Of 1,310 mUCUB, 1,069 (82%) harbored solitary metastatic organ-location versus 193 (15%) harbored 2 separate metastatic organ-locations versus 48 (3%) harbored 3 or more metastatic organ-locations. Median OS decreased with increasing number of metastatic organ-locations (solitary vs. 2 vs. 3 or more, P < .0001). In multivariable CRM, relative to solitary metastatic organ-location, 2 (HR: 1.57, 95 Confidence interval [CI], 1.33-1.85) as well as 3 or more (HR: 1.69, 95% CI, 1.23-2.31) metastatic organ-locations independently predicted higher overall mortality (OM) (P = .001). In patients with solitary metastatic organ-location, brain metastases independently predicted higher OM (HR 1.67; 95% CI, 1.05-2.67; P = .03) than other locations. In patients with 2 metastatic organ-locations, no differences in OM were recorded according to organ type location.

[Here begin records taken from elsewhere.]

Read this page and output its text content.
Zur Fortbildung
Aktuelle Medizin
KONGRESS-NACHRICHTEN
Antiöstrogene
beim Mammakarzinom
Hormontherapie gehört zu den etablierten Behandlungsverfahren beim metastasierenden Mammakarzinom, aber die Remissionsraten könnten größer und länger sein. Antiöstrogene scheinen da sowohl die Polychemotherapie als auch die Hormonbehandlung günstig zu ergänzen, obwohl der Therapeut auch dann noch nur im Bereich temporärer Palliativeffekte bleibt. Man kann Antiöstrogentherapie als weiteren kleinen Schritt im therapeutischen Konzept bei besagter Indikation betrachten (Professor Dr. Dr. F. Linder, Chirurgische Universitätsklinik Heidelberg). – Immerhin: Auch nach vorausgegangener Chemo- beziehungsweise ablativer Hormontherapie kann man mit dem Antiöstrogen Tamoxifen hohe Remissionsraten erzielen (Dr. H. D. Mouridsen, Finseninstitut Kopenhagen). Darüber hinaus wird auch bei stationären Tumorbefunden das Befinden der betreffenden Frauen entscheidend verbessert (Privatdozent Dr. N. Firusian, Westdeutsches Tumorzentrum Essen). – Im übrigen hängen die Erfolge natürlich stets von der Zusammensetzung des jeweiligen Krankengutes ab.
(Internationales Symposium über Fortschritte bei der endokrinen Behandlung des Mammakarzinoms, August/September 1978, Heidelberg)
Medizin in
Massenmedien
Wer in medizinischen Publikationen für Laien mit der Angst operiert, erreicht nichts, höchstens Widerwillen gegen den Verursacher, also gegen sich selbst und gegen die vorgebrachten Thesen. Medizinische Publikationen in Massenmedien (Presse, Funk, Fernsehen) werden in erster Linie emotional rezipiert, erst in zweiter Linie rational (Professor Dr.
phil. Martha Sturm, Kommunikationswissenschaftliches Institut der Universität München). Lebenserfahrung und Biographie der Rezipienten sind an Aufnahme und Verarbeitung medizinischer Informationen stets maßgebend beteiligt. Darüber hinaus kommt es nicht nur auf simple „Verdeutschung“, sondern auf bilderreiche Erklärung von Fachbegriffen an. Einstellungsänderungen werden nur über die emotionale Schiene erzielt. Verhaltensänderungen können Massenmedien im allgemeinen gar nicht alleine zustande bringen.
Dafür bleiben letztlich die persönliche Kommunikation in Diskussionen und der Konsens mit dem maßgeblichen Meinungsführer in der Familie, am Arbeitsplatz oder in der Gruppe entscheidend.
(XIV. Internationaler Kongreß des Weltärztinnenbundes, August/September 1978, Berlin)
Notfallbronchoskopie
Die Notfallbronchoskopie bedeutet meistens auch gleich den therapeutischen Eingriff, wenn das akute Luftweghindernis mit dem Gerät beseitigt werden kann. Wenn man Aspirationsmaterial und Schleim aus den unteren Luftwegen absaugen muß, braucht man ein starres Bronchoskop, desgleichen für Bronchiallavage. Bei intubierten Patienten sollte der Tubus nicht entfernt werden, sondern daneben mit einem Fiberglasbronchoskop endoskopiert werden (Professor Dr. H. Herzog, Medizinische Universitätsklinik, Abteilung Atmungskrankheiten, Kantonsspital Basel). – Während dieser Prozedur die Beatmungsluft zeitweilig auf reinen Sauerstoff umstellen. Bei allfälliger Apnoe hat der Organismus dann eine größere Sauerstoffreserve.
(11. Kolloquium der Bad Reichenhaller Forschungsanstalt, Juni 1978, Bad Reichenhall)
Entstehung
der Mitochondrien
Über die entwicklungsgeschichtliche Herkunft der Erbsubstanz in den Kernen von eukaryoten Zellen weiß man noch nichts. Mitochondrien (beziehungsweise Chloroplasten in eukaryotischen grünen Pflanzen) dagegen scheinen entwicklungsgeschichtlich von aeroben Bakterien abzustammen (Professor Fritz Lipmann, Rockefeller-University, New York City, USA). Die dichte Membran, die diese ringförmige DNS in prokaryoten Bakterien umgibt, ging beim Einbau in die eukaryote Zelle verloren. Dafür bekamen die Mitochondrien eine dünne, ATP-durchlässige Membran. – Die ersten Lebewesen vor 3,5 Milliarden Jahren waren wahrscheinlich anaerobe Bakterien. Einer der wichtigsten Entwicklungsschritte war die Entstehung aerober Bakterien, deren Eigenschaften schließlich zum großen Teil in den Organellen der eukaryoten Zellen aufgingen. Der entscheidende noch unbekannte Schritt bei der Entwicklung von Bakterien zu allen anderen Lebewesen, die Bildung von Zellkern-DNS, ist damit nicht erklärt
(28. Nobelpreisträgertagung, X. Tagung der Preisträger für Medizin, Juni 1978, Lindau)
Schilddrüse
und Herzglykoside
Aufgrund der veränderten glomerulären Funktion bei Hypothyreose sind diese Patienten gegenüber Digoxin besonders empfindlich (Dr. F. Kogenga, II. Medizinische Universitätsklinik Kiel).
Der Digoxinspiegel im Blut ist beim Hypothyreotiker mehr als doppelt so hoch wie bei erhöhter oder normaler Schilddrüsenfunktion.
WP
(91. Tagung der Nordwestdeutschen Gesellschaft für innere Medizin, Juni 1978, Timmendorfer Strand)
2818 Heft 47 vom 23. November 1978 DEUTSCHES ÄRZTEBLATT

In systemic therapy exposed mUCUB, number of metastatic organ-locations (solitary vs. 2 vs. 3 or more), independently predicted increasingly worse prognosis. In patients with solitary metastatic organ-location, brain purported worse prognosis than others.
检测特定器官转移部位数量和位置与接受系统治疗的转移性膀胱癌(mUCUB)患者总生存期(OS)之间的关系。
本研究利用 Surveillance, Epidemiology and End Results 数据库(2010-2020 年),筛选所有接受系统治疗的 mUCUB 患者。Kaplan-Meier 生存分析和多变量 Cox 回归模型(CRM)首先根据转移器官部位数量评估患者的 OS:单发、2 个部位或 3 个及以上部位。随后,对单发转移器官部位的患者和 2 个转移器官部位的患者分别进行分层分析。
在 1310 例 mUCUB 患者中,1069 例(82%)为单发转移器官部位,193 例(15%)为 2 个不同转移器官部位,48 例(3%)为 3 个或更多转移器官部位。随着转移器官部位数量的增加,中位 OS 逐渐降低(单发 vs. 2 个部位 vs. 3 个及以上部位,P <.0001)。在多变量 CRM 中,与单发转移器官部位相比,2 个(HR:1.57,95%CI,1.33-1.85)和 3 个或更多(HR:1.69,95%CI,1.23-2.31)转移器官部位独立预测更高的总死亡率(OM)(P =.001)。在单发转移器官部位的患者中,脑转移独立预测更高的 OM(HR 1.67;95%CI,1.05-2.67;P =.03),而其他部位则没有。在 2 个转移器官部位的患者中,根据器官类型部位,OM 没有差异。
在接受系统治疗的 mUCUB 患者中,转移器官部位的数量(单发 vs. 2 个部位 vs. 3 个或更多部位)独立预测预后越来越差。在单发转移器官部位的患者中,脑转移提示预后更差。